One can go over all subsets of the set $\{1,...,n\}$ by using a binary representation - $0$ at index $i$ means that element $i$ is not in the set, while $1$ at index $i$ meanas that it is.
Furthermore, one can count the number of subsets that have no adjacent elements (ie, if $i$ is in the subset then $i-1,i+1$ are not) by counting binary vectors of length $n$ with no adjacent $1$s, recursively: denote by $a_n$ the number of such binary vectors. Either element $1$ is not in the subset (ie, at index $1$ in the binary vector there is a $0$) and there are $a_{n-1}$ ways to continue, or there is $10$ at indexes $1,2$ in the binary vector and there are $a_{n-2}$ ways to continue. Meaning, the number of such binary vectors (subsets) is $a_n = a_{n-1} + a_{n-2}$.
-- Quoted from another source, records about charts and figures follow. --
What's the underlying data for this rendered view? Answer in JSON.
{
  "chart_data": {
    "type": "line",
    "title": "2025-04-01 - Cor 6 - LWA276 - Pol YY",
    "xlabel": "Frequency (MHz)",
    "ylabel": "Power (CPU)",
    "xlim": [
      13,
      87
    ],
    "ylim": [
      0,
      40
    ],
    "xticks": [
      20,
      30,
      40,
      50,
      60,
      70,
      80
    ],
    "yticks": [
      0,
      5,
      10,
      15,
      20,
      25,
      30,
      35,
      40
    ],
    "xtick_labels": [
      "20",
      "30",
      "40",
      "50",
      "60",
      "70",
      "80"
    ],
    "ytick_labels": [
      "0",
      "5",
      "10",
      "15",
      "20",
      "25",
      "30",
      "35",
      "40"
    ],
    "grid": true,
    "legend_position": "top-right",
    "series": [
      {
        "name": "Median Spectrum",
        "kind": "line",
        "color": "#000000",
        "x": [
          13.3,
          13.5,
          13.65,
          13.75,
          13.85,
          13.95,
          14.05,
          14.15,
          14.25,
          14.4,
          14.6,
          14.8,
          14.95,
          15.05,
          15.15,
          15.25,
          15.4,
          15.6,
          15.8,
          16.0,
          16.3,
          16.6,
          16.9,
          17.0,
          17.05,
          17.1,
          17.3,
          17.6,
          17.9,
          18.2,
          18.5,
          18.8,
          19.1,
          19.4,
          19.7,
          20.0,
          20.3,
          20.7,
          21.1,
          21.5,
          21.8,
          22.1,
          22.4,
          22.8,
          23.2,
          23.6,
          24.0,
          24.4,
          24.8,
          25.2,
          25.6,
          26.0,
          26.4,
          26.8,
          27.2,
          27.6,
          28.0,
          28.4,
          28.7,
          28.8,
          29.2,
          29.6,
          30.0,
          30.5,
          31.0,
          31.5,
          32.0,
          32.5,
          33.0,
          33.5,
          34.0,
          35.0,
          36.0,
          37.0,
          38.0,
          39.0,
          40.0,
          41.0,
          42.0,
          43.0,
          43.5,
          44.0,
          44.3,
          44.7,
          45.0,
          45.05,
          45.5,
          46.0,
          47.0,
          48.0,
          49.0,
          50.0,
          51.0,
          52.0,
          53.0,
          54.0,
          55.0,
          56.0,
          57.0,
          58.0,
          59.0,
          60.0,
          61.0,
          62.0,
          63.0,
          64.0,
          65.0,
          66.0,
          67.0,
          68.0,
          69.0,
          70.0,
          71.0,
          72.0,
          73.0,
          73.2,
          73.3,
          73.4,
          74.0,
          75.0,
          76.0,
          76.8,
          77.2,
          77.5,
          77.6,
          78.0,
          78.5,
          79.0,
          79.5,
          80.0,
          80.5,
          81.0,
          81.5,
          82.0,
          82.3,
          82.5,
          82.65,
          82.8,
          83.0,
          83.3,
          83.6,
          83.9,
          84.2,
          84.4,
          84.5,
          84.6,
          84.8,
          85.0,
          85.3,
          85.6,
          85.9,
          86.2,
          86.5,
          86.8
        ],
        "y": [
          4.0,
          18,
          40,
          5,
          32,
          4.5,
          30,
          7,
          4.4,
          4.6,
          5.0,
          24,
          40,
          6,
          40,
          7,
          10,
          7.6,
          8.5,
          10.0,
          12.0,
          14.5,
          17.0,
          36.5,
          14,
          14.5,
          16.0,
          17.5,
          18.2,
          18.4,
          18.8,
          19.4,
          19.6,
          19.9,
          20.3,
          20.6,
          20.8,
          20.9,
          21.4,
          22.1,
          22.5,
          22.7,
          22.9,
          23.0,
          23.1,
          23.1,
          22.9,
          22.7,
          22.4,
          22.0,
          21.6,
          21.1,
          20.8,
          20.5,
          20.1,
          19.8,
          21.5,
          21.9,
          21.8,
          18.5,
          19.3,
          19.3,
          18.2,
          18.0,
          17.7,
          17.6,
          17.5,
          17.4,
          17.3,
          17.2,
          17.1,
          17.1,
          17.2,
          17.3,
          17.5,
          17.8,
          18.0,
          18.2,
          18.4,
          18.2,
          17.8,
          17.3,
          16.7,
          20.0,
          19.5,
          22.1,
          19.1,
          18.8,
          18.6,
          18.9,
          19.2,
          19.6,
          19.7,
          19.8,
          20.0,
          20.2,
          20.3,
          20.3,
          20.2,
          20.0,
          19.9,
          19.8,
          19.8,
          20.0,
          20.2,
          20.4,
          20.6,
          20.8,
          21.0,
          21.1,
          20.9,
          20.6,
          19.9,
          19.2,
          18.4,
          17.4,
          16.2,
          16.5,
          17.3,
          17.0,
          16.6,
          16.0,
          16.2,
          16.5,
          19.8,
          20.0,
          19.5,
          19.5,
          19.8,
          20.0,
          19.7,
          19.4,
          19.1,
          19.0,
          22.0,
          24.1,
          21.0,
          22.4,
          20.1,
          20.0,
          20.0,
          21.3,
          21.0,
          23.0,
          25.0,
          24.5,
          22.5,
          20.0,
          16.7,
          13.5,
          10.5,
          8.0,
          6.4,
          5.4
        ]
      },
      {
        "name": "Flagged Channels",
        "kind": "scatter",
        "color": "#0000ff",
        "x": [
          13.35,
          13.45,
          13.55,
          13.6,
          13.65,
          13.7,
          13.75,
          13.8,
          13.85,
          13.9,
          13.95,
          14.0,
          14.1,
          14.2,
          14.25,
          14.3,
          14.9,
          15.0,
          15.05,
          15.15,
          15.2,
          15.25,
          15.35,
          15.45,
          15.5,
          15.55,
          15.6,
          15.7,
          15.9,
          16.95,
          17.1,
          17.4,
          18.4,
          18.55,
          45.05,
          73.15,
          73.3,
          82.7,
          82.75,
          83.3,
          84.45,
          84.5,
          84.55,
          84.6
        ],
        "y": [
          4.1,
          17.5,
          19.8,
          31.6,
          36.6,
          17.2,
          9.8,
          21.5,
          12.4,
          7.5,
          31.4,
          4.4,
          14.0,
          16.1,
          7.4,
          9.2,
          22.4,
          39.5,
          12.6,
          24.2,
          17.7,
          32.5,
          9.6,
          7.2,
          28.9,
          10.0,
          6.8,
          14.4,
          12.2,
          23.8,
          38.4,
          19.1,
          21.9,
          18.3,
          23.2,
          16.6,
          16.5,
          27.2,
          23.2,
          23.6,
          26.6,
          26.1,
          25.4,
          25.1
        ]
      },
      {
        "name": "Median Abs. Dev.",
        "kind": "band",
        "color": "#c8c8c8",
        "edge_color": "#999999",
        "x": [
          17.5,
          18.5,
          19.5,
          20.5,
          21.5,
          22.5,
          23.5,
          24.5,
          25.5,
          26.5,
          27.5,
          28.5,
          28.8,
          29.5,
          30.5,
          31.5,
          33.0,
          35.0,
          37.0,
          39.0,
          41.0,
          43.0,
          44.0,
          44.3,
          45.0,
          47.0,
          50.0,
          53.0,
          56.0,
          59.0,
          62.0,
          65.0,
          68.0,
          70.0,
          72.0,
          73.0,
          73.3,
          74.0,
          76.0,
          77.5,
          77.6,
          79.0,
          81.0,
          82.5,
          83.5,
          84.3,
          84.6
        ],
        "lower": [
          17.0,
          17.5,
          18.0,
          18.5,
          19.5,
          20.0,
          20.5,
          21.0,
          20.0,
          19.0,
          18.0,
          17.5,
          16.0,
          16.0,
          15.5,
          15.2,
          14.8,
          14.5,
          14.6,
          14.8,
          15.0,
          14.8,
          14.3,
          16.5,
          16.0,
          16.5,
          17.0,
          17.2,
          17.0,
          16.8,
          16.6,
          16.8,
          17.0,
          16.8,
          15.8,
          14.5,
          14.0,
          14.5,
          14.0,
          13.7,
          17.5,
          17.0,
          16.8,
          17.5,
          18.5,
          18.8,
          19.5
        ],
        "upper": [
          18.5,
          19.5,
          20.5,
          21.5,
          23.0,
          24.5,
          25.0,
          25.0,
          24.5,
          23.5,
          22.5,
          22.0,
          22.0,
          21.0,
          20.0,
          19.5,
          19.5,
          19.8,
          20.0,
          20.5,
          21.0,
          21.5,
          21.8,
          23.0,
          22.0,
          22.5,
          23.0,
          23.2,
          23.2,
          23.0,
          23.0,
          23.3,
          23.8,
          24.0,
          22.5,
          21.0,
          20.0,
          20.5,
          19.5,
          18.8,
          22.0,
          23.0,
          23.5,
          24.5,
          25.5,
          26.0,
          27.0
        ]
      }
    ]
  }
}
However, how can we count the number of subsets of some fixed size $0 \leq k \leq n$ that have no adjacent elements? Somehow, we need to calculate the number of substrings of length $k$ of binary strings of length $n$ that have no adjacent $1$'s. The number of subsets of length $k$ of the main set is $\binom{n}{k}$.
I would appreciate some guidance.
Try to think about subset of set {1,2, ..., n-k+1}. Standard method of counting in combinatorics is finding bijection beetwen some sets.
Below is my solution.
It will be ${n - k + 1 \choose k}$. For every subset of set {1, 2, ..., n-k,n-k+1} try to add 0 to smallest element, 1 to next element, ..., $k-1$ to largest element. You will get subset of size $k$ with no adjacent elements. Conversly if from set with no adjacent elements you will subtract $k-1$ from largest element, $k-2$ from second largest element, ..., $0$ from smallest number you will get some subset of set {1, 2, ..., n-k+1} - so given function is bijection.